IL COVID LASCERÀ 60-100 MILIARDI DI CREDITI DETERIORATI DI AZIENDE CLASSIFICATE COME UNLIKELY TO PAY.

di Roberto Musacchio

Ristrutturare le imprese dopo il Covid. che ha agito da moltiplicatore per le zombie firms. Aziende tecnicamente fallite, ma tenute in piedi dagli aiuti dello Stato. Mario Draghi ne parla in una relazione per i big della finanza. Che fa luce sulle sue possibili strategie future.

Draghi ha scritto di queste realtà in una relazione per il gotha della finanza. Che ne farà ora da presidente del Consiglio? Si chiamano zombie firms (imprese zombie) o walking deads (morti che camminano). A loro è dedicato uno dei capitoli centrali dello studio preparato da Mario Draghi (quando non era ancora presidente incaricato) e Rayan Raghuram, economista ed ex direttore della Banca centrale indiana, per il Gruppo dei Trenta, che raggruppa personalità influenti del mondo economico mondiale, in particolare ex presidenti di banche centrali, pubblicato a dicembre del 2020.

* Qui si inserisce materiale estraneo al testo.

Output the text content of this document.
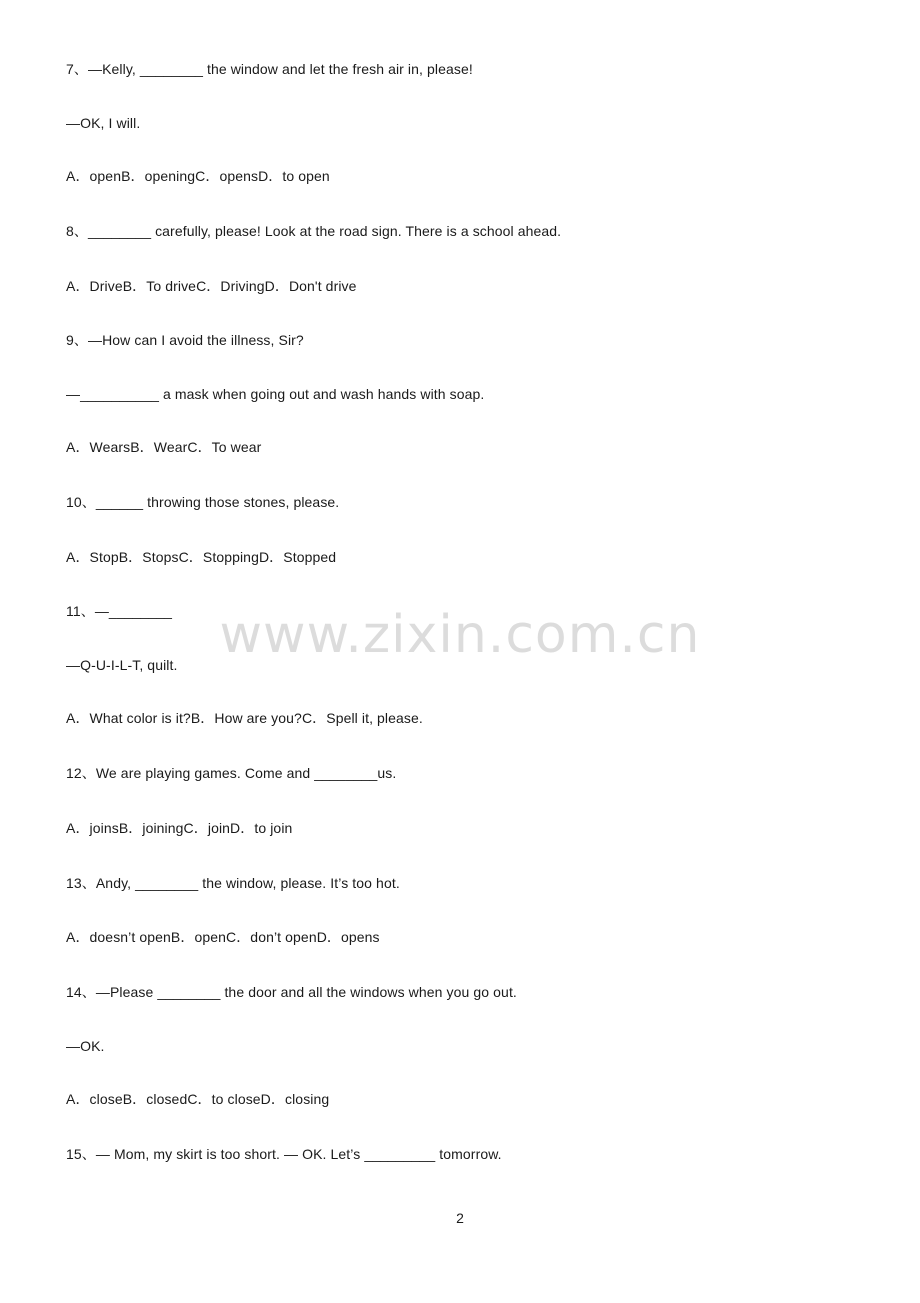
7、—Kelly, ________ the window and let the fresh air in, please!
—OK, I will.
A．openB．openingC．opensD．to open
8、________ carefully, please! Look at the road sign. There is a school ahead.
A．DriveB．To driveC．DrivingD．Don't drive
9、—How can I avoid the illness, Sir?
—__________ a mask when going out and wash hands with soap.
A．WearsB．WearC．To wear
10、______ throwing those stones, please.
A．StopB．StopsC．StoppingD．Stopped
11、—________
—Q-U-I-L-T, quilt.
A．What color is it?B．How are you?C．Spell it, please.
12、We are playing games. Come and ________us.
A．joinsB．joiningC．joinD．to join
13、Andy, ________ the window, please. It’s too hot.
A．doesn’t openB．openC．don’t openD．opens
14、—Please ________ the door and all the windows when you go out.
—OK.
A．closeB．closedC．to closeD．closing
15、— Mom, my skirt is too short. — OK. Let’s _________ tomorrow.
www.zixin.com.cn
2
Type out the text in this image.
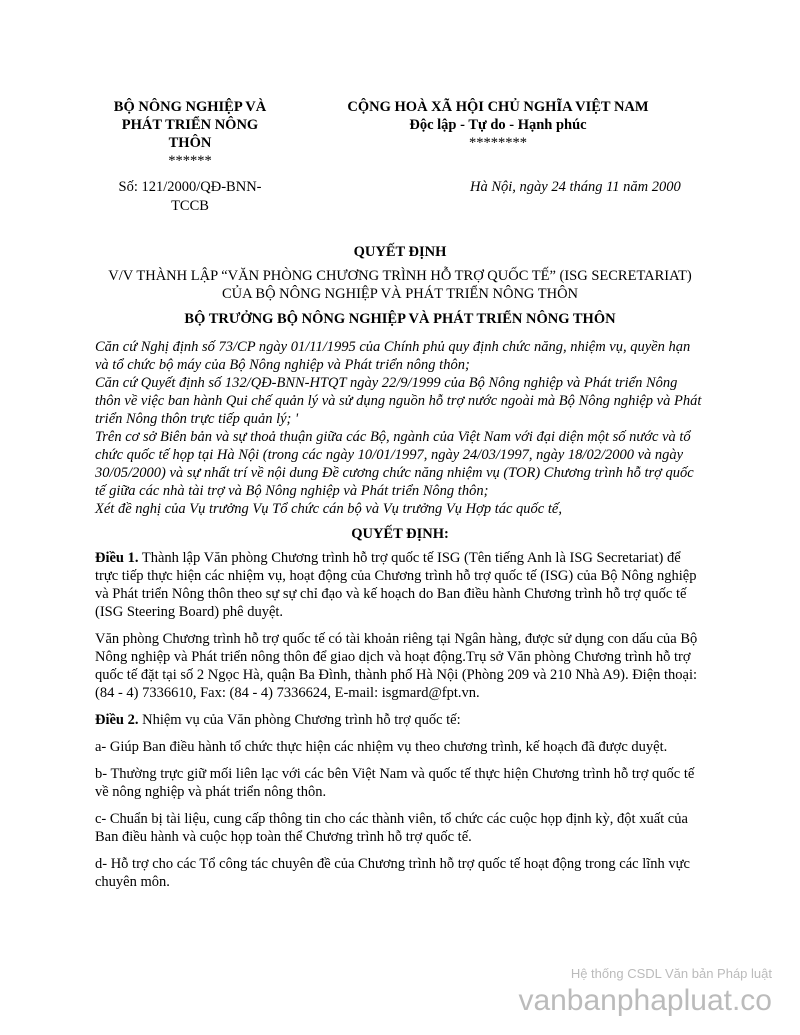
BỘ NÔNG NGHIỆP VÀ
PHÁT TRIỂN NÔNG
THÔN
******
CỘNG HOÀ XÃ HỘI CHỦ NGHĨA VIỆT NAM
Độc lập - Tự do - Hạnh phúc
********
Số: 121/2000/QĐ-BNN-
TCCB
Hà Nội, ngày 24 tháng 11 năm 2000

QUYẾT ĐỊNH

V/V THÀNH LẬP “VĂN PHÒNG CHƯƠNG TRÌNH HỖ TRỢ QUỐC TẾ” (ISG SECRETARIAT) CỦA BỘ NÔNG NGHIỆP VÀ PHÁT TRIỂN NÔNG THÔN

BỘ TRƯỞNG BỘ NÔNG NGHIỆP VÀ PHÁT TRIỂN NÔNG THÔN

Căn cứ Nghị định số 73/CP ngày 01/11/1995 của Chính phủ quy định chức năng, nhiệm vụ, quyền hạn và tổ chức bộ máy của Bộ Nông nghiệp và Phát triển nông thôn;

Căn cứ Quyết định số 132/QĐ-BNN-HTQT ngày 22/9/1999 của Bộ Nông nghiệp và Phát triển Nông thôn về việc ban hành Qui chế quản lý và sử dụng nguồn hỗ trợ nước ngoài mà Bộ Nông nghiệp và Phát triển Nông thôn trực tiếp quản lý; '

Trên cơ sở Biên bản và sự thoả thuận giữa các Bộ, ngành của Việt Nam với đại diện một số nước và tổ chức quốc tế họp tại Hà Nội (trong các ngày 10/01/1997, ngày 24/03/1997, ngày 18/02/2000 và ngày 30/05/2000) và sự nhất trí về nội dung Đề cương chức năng nhiệm vụ (TOR) Chương trình hỗ trợ quốc tế giữa các nhà tài trợ và Bộ Nông nghiệp và Phát triển Nông thôn;

Xét đề nghị của Vụ trưởng Vụ Tổ chức cán bộ và Vụ trưởng Vụ Hợp tác quốc tế,

QUYẾT ĐỊNH:

Điều 1. Thành lập Văn phòng Chương trình hỗ trợ quốc tế ISG (Tên tiếng Anh là ISG Secretariat) để trực tiếp thực hiện các nhiệm vụ, hoạt động của Chương trình hỗ trợ quốc tế (ISG) của Bộ Nông nghiệp và Phát triển Nông thôn theo sự sự chỉ đạo và kế hoạch do Ban điều hành Chương trình hỗ trợ quốc tế (ISG Steering Board) phê duyệt.

Văn phòng Chương trình hỗ trợ quốc tế có tài khoản riêng tại Ngân hàng, được sử dụng con dấu của Bộ Nông nghiệp và Phát triển nông thôn để giao dịch và hoạt động.Trụ sở Văn phòng Chương trình hỗ trợ quốc tế đặt tại số 2 Ngọc Hà, quận Ba Đình, thành phố Hà Nội (Phòng 209 và 210 Nhà A9). Điện thoại: (84 - 4) 7336610, Fax: (84 - 4) 7336624, E-mail: isgmard@fpt.vn.

Điều 2. Nhiệm vụ của Văn phòng Chương trình hỗ trợ quốc tế:

a- Giúp Ban điều hành tổ chức thực hiện các nhiệm vụ theo chương trình, kế hoạch đã được duyệt.

b- Thường trực giữ mối liên lạc với các bên Việt Nam và quốc tế thực hiện Chương trình hỗ trợ quốc tế về nông nghiệp và phát triển nông thôn.

c- Chuẩn bị tài liệu, cung cấp thông tin cho các thành viên, tổ chức các cuộc họp định kỳ, đột xuất của Ban điều hành và cuộc họp toàn thể Chương trình hỗ trợ quốc tế.

d- Hỗ trợ cho các Tổ công tác chuyên đề của Chương trình hỗ trợ quốc tế hoạt động trong các lĩnh vực chuyên môn.

Hệ thống CSDL Văn bản Pháp luật
vanbanphapluat.co
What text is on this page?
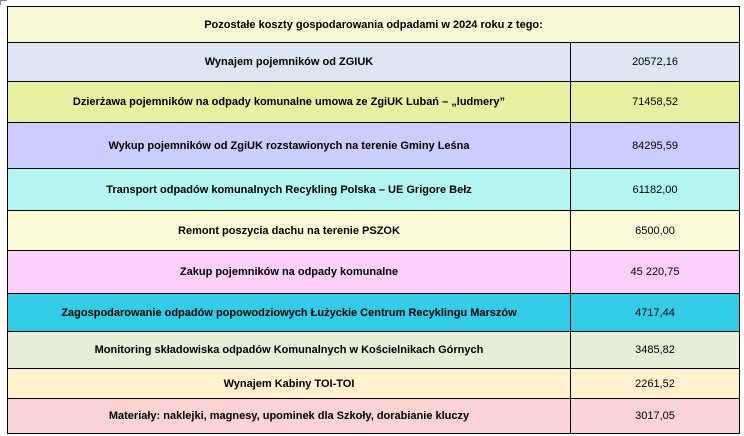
Pozostałe koszty gospodarowania odpadami w 2024 roku z tego:	
Wynajem pojemników od ZGIUK	20572,16
Dzierżawa pojemników na odpady komunalne umowa ze ZgiUK Lubań – „ludmery”	71458,52
Wykup pojemników od ZgiUK rozstawionych na terenie Gminy Leśna	84295,59
Transport odpadów komunalnych Recykling Polska – UE Grigore Bełz	61182,00
Remont poszycia dachu na terenie PSZOK	6500,00
Zakup pojemników na odpady komunalne	45 220,75
Zagospodarowanie odpadów popowodziowych Łużyckie Centrum Recyklingu Marszów	4717,44
Monitoring składowiska odpadów Komunalnych w Kościelnikach Górnych	3485,82
Wynajem Kabiny TOI-TOI	2261,52
Materiały: naklejki, magnesy, upominek dla Szkoły, dorabianie kluczy	3017,05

Titolo: Reviving and restructuring thè corporate sectorpost-Covid, rivitalizzare e ristrutturare il settore delle imprese dopo il Covid.

Per capire di cosa parliamo dobbiamo sapere che questa definizione cinicamente eloquente, zombie firms, è dedicata al quinto livello, l’ultimo, con cui questo studio classifica le imprese. Sono quelle che probabilmente sarebbero morte se in tempo di pandemia non ci fosse stato denaro facile a cui hanno attinto e rispetto al quale saranno con ogni probabilità insolventi.

Il che alimenta un’altra delle bombe che sono disse-minate nel mondo in piena crisi pandemica ed eco- nomico-sociale, quella dei crediti deteriorati. Tanto grande ed esplosiva che la Commissione europea le ha dedicato il 17 dicembre scorso una comunicazione per presentare la propria strategia di salvataggio. Ma andiamo con ordine. Partiamo dall’economia reale, le imprese. La relazione di Draghi e Raghuram, come detto, le classifica in 5 tipologie. Per ciascuna sono indicati gli interventi necessari.

Nelle prime 4 classi ci sono le imprese economicamente sostenibili.

La classe 1 contiene le imprese sane, con accesso al mercato dei capitali. A loro serve che il mercato funzioni. Il dato saliente è che sono principalmente le grandi imprese.

Alla classe 2 appartengono le aziende che, pur con basso indebitamento, hanno vincoli finanziari e accesso ridotto al mercato dei capitali. Per queste è importante garantire l’afflusso di liquidità. Le aziende nelle classi 3 e 4 hanno elevato indebitamento.

Quelle in classe 3, con problemi di liquidità ed elevate necessità di cassa, possono richiedere ristrutturazioni patrimoniali e l’afflusso di liquidità deve evitare il rischio di perseguire interessi personali e non aziendali (moral hazard).

Per le imprese in classe 4 si parla proprio di rischio di insolvenza e la ristrutturazione come il controllo sul moral hazard sono indispensabili.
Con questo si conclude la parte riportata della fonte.